А что касается воздействия на нервы фрицев… Хороший сапожник есть в полку, когда я сказал, что от него хочу. Он сначала удивился и даже покрутил пальцем у виска, а затем долго смеялся, после того как мы следующей ночью наведались через речку к фрицевскому опорному пункту. Здесь у фрицев нет сплошной линии обороны, лишь такие вот пункты в расчете на взвод или два, разбросанные с интервалом. Часовых сняли из бесшумок, затем взяли спящих в ножи, как в Петсамо. И вот мне интересно, что скажут фрицы, обнаружив на снегу волчьи следы размером с человеческую стопу и перебитый гарнизон, при том что часть тел бесследно исчезла. На ком огнестрел, им камень за пазуху и в реку, а у других раны, как будто от клыков и когтей — немного поработать ножом. И выстрелов не было ни одного?

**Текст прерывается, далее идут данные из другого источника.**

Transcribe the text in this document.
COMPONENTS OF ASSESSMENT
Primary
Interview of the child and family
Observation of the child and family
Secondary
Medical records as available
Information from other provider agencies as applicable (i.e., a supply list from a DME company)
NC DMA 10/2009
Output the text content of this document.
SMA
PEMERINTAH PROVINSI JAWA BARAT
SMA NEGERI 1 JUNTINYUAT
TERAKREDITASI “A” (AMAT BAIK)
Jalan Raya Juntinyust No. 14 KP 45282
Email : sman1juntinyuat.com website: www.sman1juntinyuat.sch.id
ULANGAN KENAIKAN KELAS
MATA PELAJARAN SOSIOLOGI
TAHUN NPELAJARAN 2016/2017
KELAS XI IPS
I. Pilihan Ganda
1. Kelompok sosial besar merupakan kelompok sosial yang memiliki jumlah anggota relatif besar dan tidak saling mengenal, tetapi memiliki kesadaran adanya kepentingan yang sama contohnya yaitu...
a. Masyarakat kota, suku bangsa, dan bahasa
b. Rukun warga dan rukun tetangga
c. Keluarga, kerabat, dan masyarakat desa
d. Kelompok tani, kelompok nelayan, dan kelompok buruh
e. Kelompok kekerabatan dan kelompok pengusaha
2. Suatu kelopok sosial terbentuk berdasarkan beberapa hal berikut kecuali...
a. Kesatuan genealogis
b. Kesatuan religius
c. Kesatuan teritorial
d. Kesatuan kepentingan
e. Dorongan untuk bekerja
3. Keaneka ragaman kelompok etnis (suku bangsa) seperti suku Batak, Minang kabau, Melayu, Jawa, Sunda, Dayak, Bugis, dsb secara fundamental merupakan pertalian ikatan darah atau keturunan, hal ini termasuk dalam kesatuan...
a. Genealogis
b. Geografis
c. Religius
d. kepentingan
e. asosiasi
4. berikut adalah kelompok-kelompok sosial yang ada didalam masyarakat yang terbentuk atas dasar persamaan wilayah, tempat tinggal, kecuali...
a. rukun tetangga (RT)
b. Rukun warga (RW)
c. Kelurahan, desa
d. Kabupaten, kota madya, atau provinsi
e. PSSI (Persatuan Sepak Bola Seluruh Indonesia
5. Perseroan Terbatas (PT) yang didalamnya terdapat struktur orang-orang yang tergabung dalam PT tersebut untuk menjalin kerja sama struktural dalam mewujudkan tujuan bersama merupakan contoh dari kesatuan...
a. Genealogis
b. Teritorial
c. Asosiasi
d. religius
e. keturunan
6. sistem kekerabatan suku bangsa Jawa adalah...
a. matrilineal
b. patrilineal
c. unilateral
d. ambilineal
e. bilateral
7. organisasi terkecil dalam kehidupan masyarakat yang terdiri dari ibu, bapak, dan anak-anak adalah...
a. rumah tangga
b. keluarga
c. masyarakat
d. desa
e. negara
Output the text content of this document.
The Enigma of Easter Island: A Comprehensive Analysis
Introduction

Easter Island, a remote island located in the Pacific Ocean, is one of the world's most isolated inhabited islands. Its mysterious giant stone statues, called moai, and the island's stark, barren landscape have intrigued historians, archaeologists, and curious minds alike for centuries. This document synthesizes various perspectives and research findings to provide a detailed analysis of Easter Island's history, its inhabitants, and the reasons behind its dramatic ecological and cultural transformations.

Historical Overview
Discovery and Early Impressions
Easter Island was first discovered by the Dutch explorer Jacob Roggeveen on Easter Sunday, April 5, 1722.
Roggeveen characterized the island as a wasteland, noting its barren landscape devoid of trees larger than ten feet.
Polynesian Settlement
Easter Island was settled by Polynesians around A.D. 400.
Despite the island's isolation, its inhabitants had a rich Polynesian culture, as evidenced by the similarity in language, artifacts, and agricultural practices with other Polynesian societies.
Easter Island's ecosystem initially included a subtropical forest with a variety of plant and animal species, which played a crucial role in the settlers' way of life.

А под утро с нашей стороны донесся жуткий вой. Спасибо красноармейцу Булыгину, научил. Ну а если в несколько глоток, в темноте, впечатление сильное! А если фрицам придет в голову пустить собачек… как поведут себя эти твари, учуяв запах волчьего жира, которым мы обильно смазали подошвы. Тут пришлось пострадать настоящим волкам, попавшим мне на прицел.
А ведь вначале было слово. Какой-то фриц, пойманный нами у Мги, рассказывал про русский ночной ужас. Мы сначала удивились, ну а после, сопоставив время, место и некоторые детали, поняли, что это мы и есть. Оборотней желаете, юберменши? Значит, будут вам оборотни!
И как мы после хохотали, когда очередной пленный фриц рассказывал, как в доме лесника, четыре километра от моста по железке и чуть в лес, где у фрицев располагался штаб батальона, ихний герр майор ночью посещал сортир. В сопровождении денщика с фонарем, ординарца с МП и караульного отделения при пулемете. После предварительного осмотра объекта и занятия обороны по периметру.
Страшно ведь! Русские оборотни утащат.
Капитан Цветаев Максим Петрович, 1201-й самоходно-артиллерийский полк. На подступах к Харькову. 6 января 1943 года.
Горячий снег, горячий снег…
Мы впервые услышали эту песню еще на речке Мышкове, когда готовились стоять насмерть, но не пропустить фрицев в Сталинград к Паулюсу. Хотя после казалось, что песня совсем про другую битву, не было у нас ощущения последнего усилия, что все на волоске, еще немного, и прорвутся. Может, сложено это было про Сальск, где наши, заняв станцию, долго и упорно бодались с фрицами, пытавшимися остановить наше наступление своими контратаками? Так и там бой до пекла явно не дотягивал, затяжной, это да, а под конец рассказывал мне друг, просто отмахивались они от фрицев, как от мухи, кружащей вокруг и пытающейся зайти с одной, с другой стороны и сразу отступающей, наткнувшись на оборону.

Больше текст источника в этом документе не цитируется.